Saturday, July 7, 2007

Moral Relativism

Every society has some constellation of predispositions considered good, and some bad. In this sense, good is defined simply as conforming to societal expectations, bad as not; the specifics may be viewed as arbitrary since they are defined entirely within the societal system itself, i.e. they are ultimately self-referential.

If no universal standard can be applied to judge between sets of societal predispositions (which is to say between societies), then no society can be usefully judged except in its own terms; this is the view known as moral relativism. Taken to its logical extreme, the reductio ad absurdum, moral relativism carries all the flaws it is accused of; murder is indeed equivalent to jaywalking, to a hypothetical detached intellect judging the two.

However, there are at least three standards which can be applied across societies which are useful for comparing them irrespective of the specific tenets of the compared. Our hypothetical detached intellect may still, without moral judgment, scale any two given societies (sets of interacting presuppositions) on the bases of internal consistency, of adaptability to change both external and internal, and ultimately of utility in terms of survival.

The former may be judged by the degree to which an individual member of a society can think and act within the society's precepts without conflicting with others doing likewise. A society which values only adherence to a given set of self-consistent values would always score highly on such a scale, and need never fear destruction from within; destruction from without would always be a danger.

Most religions score pretty badly on internal consistency; this is why they either split incessantly into smaller schisms, or actively suppress societal mechanisms (such as widespread literacy) for examining their precepts. The latter tactic badly degrades societal adaptability.

Contrastingly, science by its core methodology incorporates any novelties of data or ideas into its core. Basic inconsistencies, such as the conflicts between general relativity and quantum mechanics, are not suppressed or ignored but rather actively worked upon.
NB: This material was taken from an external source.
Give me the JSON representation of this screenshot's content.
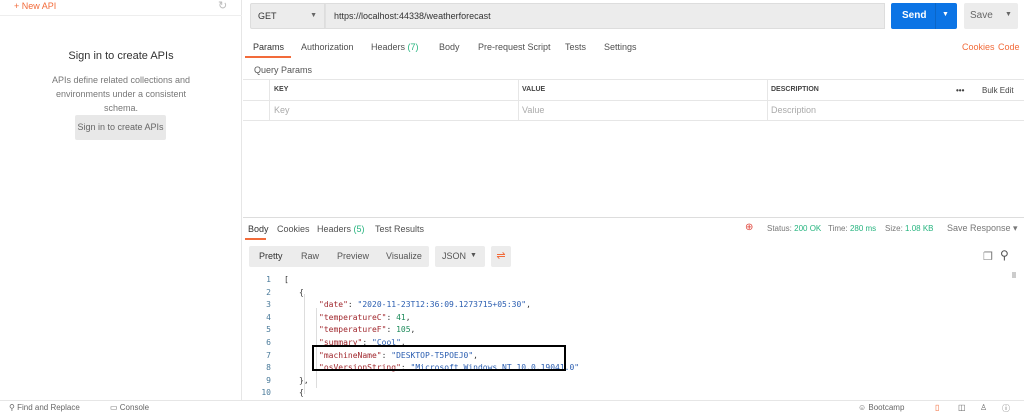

Nothing is sacred except the methodology itself, and if you could empirically convince scientist that tossing chicken bones worked better they'd probably order all further lab lunches from KFC.

Adaptability is thus built right into the foundation of science. Contrarily, since religion relies strongly upon revelation for content, and such revelation is normally decreed unquestionable (one might almost define religion in such terms), the bases of any given religion are by definition unchangeable and thereby inapt for adaptation either internal or external.

The remaining criterion by which our hypothetical detached intellect might judge societies is simple ability to survive. The Darwinian viewpoint prefers the society that survives best, but there is no inherent guarantee that the society which survives best prefers the Darwinian viewpoint. It could well be, as you imply, that some particular set of non-true societal assumptions might work better than the truth, and even that some non-scientific societal processes might better serve any given good, including survival. With respect, though, I consider it very unlikely; I have to confess, of course, that what makes me consider it unlikely is largely the application of the scientific method itself.

While the body of societies which have appreciated the scientific method (of testing ideas against reality) is necessarily small compared to those which had no such notion, the former have been far more successful, not only in traditional terms of population and wealth but in terms of adaptability to changing circumstance.

Without knowing it for an inconcontestible fact, I therefore believe that a secular society based on evidence-based inquiry is 'better' than a religious society based on authority-based faith., where 'better' is based on societal survival. Is it possible that a society based on unfounded assumptions and unsound (or no) methods for testing them would be better suited for survival than a society which valued truth and logic?

Well, possibly, but I'm not betting on it. Show me a study, or a disprovable theory.